The White House was eager to tout the rate information, which it released just a week before the window opens to begin enrolling in coverage through the law's new insurance marketplaces.
Premiums will vary from state to state and will change even more depending on factors such as smoking status, age and geography within the state.
But on average, across the 36 states where the federal government is running the insurance marketplaces, premiums next year will be 16 percent lower than expected, the Health and Human Services Department said in a report.
For a 27-year-old consumer in one of those states, the premium for a bare-bones catastrophic plan would be $129 per month; the cheapest traditional plan would carry a premium of $163.
But most consumers who buy insurance through the new marketplaces won't pay for the full premium themselves. Low-income consumers will receive tax subsidies to help cover the cost of their premiums.
Once the tax credits are applied, the average monthly premium for a young adult falls below $100 for a cheap policy.
A 27-year-old making $25,000 per year would pay $83 per month for the cheapest "bronze" level plan in Texas, HHS said. The same 27-year-old would pay $96 in Florida.
In some cases, the credits will cover the entire premium, making healthcare essentially free for the consumer.

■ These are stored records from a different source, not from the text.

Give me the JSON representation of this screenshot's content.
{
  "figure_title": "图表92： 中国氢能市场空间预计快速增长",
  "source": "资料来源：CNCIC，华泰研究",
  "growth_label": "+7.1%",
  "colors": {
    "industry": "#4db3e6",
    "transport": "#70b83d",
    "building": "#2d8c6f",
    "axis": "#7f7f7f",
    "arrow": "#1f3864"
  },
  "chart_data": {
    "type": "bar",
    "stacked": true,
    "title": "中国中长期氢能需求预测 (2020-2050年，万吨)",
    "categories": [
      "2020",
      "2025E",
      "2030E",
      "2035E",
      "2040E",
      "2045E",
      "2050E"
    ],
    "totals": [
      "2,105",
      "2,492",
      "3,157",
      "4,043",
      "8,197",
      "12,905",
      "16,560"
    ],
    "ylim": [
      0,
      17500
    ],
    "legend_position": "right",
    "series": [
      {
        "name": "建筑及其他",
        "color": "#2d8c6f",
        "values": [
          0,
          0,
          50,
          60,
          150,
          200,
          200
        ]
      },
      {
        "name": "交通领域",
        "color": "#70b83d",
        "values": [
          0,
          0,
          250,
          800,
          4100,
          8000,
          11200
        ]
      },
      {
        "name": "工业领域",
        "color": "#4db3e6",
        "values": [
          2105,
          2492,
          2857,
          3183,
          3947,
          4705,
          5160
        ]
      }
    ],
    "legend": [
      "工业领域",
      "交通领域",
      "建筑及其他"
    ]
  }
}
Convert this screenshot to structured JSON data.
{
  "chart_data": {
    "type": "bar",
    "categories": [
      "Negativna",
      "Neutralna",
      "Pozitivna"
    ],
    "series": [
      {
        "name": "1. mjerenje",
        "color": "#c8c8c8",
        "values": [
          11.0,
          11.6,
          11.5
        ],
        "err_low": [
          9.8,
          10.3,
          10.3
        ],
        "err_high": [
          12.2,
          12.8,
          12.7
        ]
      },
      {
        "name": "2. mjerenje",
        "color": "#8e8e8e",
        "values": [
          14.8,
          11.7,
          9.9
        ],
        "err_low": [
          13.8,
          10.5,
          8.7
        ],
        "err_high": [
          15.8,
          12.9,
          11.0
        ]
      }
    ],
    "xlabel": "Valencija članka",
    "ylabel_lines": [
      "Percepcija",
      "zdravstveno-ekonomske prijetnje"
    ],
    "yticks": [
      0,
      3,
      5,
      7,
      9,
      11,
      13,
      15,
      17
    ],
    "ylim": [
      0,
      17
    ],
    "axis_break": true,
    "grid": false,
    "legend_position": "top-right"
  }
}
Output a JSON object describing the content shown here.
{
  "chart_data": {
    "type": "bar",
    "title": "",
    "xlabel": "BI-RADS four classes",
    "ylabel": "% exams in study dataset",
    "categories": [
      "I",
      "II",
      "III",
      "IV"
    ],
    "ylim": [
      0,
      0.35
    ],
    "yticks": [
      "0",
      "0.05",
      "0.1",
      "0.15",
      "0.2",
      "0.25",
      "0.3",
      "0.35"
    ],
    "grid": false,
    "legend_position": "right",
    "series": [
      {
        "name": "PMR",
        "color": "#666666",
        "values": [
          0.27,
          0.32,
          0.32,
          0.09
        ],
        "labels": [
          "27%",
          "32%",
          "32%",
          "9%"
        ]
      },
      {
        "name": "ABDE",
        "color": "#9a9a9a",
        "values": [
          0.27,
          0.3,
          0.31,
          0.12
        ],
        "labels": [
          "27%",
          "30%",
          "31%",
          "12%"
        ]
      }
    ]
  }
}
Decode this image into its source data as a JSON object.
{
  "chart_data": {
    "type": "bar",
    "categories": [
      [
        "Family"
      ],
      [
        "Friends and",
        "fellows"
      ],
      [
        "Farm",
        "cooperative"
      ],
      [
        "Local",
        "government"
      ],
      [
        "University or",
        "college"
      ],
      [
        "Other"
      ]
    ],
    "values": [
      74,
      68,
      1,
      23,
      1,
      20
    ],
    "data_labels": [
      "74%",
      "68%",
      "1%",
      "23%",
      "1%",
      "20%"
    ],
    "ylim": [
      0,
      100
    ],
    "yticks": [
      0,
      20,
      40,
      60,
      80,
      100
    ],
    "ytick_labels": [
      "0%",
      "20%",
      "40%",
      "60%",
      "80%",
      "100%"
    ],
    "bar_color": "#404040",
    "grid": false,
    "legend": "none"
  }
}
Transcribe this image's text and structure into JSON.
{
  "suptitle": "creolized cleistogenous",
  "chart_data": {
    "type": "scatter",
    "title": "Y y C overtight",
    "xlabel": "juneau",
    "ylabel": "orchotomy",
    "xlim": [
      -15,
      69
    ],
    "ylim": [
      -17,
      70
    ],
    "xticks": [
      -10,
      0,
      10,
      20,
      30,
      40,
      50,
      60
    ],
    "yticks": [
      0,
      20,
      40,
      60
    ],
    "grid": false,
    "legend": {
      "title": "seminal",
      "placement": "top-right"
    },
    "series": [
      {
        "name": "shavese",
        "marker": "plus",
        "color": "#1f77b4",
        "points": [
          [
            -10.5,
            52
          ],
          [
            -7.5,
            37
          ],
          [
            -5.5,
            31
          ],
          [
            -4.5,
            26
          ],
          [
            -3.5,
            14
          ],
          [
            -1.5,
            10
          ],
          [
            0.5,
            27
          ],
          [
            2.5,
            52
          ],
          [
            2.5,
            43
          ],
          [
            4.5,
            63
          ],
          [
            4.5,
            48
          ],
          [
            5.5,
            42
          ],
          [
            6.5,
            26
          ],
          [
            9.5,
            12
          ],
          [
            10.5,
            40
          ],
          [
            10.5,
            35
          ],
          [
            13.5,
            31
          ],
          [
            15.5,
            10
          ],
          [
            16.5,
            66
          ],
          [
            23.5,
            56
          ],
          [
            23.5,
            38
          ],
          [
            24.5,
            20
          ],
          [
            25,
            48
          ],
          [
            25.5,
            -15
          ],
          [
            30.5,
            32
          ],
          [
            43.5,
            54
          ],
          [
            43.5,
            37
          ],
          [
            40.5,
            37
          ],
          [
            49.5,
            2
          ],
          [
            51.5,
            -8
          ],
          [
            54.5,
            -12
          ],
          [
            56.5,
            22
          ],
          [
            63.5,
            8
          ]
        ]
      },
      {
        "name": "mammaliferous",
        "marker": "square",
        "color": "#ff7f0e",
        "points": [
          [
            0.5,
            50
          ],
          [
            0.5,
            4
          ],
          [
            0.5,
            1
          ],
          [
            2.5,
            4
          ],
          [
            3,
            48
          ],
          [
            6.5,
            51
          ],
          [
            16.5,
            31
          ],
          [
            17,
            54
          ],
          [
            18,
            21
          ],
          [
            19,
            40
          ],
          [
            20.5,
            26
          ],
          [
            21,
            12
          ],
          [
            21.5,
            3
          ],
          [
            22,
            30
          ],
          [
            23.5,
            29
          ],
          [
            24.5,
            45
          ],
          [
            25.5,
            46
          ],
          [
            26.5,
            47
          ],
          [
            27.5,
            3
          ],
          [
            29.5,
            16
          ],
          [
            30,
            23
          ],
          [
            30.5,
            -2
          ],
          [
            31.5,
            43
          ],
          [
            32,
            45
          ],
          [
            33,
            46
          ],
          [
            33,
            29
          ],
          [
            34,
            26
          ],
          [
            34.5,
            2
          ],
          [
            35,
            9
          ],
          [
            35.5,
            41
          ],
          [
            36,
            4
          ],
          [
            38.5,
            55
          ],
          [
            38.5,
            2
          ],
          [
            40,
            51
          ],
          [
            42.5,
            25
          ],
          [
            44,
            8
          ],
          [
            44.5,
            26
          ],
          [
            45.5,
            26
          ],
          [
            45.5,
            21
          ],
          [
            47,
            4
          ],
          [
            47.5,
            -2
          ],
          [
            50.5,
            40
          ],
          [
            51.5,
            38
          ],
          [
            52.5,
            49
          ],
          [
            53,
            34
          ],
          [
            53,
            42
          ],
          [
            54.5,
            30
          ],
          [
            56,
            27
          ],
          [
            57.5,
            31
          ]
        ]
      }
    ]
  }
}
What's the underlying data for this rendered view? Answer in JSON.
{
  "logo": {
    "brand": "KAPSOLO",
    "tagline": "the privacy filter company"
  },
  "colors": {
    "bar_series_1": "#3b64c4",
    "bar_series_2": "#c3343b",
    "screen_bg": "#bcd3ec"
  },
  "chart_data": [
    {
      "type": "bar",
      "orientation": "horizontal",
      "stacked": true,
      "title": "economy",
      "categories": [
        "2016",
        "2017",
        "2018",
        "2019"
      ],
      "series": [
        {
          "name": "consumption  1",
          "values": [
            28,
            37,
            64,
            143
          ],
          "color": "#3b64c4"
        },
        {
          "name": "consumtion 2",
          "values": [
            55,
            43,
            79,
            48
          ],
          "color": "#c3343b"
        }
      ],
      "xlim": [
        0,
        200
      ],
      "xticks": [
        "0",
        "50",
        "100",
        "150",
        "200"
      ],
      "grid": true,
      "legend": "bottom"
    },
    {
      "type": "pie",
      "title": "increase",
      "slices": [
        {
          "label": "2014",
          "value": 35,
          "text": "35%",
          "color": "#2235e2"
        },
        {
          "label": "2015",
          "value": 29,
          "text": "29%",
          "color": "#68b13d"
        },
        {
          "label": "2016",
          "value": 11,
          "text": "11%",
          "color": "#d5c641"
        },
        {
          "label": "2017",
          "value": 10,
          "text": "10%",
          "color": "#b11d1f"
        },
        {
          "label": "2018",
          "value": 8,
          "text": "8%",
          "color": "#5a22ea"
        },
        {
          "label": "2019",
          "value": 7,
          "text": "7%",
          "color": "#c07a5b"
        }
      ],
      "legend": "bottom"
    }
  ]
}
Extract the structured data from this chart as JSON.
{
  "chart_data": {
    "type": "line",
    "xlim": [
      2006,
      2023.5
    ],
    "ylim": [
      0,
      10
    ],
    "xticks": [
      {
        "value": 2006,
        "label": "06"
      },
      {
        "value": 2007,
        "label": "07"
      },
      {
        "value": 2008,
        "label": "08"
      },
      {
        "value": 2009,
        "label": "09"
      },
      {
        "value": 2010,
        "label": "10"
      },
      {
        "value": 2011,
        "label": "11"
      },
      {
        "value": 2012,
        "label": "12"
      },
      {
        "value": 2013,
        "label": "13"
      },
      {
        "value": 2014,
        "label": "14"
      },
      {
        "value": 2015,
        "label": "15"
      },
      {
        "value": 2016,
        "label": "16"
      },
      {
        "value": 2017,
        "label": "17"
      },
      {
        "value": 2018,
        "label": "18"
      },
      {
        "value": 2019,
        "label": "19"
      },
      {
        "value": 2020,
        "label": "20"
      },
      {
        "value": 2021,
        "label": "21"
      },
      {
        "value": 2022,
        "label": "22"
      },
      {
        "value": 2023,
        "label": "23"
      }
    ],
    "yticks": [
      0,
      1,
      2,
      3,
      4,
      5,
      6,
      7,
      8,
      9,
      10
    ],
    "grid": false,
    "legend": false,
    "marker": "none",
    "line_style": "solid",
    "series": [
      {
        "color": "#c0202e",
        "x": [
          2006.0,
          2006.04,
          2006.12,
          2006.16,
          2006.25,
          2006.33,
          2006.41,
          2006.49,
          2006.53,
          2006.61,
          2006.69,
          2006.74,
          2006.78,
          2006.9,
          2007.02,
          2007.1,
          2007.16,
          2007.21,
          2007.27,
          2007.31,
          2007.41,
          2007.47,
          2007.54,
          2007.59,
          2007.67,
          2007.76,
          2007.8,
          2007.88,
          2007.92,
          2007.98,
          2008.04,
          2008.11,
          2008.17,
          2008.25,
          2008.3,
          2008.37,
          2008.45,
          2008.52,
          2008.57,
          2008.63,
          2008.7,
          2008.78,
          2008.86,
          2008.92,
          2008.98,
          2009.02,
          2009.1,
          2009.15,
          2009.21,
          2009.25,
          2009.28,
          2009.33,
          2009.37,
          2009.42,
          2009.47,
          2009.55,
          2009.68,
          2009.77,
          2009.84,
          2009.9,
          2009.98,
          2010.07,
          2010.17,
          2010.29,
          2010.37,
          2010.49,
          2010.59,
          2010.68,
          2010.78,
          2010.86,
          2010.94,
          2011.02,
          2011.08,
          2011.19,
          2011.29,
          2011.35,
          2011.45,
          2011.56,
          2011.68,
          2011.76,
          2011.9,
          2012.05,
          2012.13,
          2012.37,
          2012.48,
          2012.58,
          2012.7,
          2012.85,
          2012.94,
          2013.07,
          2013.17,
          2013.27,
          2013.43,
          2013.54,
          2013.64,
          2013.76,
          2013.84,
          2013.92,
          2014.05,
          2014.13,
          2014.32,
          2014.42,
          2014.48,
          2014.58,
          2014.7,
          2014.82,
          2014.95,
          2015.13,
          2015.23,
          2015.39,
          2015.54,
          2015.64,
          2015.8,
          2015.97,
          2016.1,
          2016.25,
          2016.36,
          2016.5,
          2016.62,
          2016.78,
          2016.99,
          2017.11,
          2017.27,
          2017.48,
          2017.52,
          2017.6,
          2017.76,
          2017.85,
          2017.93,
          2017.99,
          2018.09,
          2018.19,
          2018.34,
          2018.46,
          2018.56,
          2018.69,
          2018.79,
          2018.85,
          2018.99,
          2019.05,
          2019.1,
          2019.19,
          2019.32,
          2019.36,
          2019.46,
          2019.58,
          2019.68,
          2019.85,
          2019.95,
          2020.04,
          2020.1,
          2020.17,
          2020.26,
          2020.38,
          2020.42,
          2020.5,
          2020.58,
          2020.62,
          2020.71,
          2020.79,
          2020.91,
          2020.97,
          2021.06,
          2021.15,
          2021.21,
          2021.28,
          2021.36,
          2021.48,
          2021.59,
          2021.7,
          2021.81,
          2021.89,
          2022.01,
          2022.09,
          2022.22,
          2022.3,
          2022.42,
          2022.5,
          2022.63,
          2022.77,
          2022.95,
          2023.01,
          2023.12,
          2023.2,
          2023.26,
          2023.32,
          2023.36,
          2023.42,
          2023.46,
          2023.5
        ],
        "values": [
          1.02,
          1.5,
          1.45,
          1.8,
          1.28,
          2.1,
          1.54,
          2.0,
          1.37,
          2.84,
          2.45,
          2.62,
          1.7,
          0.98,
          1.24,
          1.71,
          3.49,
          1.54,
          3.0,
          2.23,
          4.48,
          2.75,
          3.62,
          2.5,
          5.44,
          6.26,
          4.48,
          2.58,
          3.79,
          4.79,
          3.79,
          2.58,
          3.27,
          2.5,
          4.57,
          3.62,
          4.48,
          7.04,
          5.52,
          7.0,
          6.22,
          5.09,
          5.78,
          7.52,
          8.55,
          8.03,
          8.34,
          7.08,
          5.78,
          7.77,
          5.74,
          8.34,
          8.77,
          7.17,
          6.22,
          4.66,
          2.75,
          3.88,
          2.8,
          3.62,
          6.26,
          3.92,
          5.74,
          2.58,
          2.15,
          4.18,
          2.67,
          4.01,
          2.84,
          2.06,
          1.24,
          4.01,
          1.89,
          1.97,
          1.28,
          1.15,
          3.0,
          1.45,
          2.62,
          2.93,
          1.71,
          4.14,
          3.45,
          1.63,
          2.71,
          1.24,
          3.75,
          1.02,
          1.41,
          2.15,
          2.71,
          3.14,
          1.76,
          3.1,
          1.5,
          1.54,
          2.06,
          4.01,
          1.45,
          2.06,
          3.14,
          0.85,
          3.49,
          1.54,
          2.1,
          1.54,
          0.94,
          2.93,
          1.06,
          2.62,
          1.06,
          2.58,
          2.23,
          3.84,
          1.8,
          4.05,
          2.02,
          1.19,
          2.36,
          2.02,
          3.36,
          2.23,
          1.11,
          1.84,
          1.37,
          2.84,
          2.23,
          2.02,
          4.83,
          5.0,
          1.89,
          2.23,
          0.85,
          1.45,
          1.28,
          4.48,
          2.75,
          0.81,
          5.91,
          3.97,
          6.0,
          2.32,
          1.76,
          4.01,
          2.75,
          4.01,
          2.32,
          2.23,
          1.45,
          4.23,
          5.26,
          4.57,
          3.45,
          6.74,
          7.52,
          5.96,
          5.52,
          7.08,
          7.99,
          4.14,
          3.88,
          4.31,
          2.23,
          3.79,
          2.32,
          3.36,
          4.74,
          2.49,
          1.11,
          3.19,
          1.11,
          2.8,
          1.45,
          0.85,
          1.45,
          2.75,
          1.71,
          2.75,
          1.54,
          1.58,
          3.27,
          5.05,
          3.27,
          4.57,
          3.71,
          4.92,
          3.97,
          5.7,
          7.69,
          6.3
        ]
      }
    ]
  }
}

Although the premiums beat expectations, some consumers — particularly the young and healthy — will still pay more for an individual policy next year than they would now.
Gary Cohen, the director of the HHS office handling most of the implementation effort, said those comparisons should take into account the more generous coverage consumers will generally get from ObamaCare plans.
“The health insurance people will be buying will actually cover them," Cohen said. "There have been a lot of products on the market where people thought they had insurance but then it didn’t cover hospitals, for example.”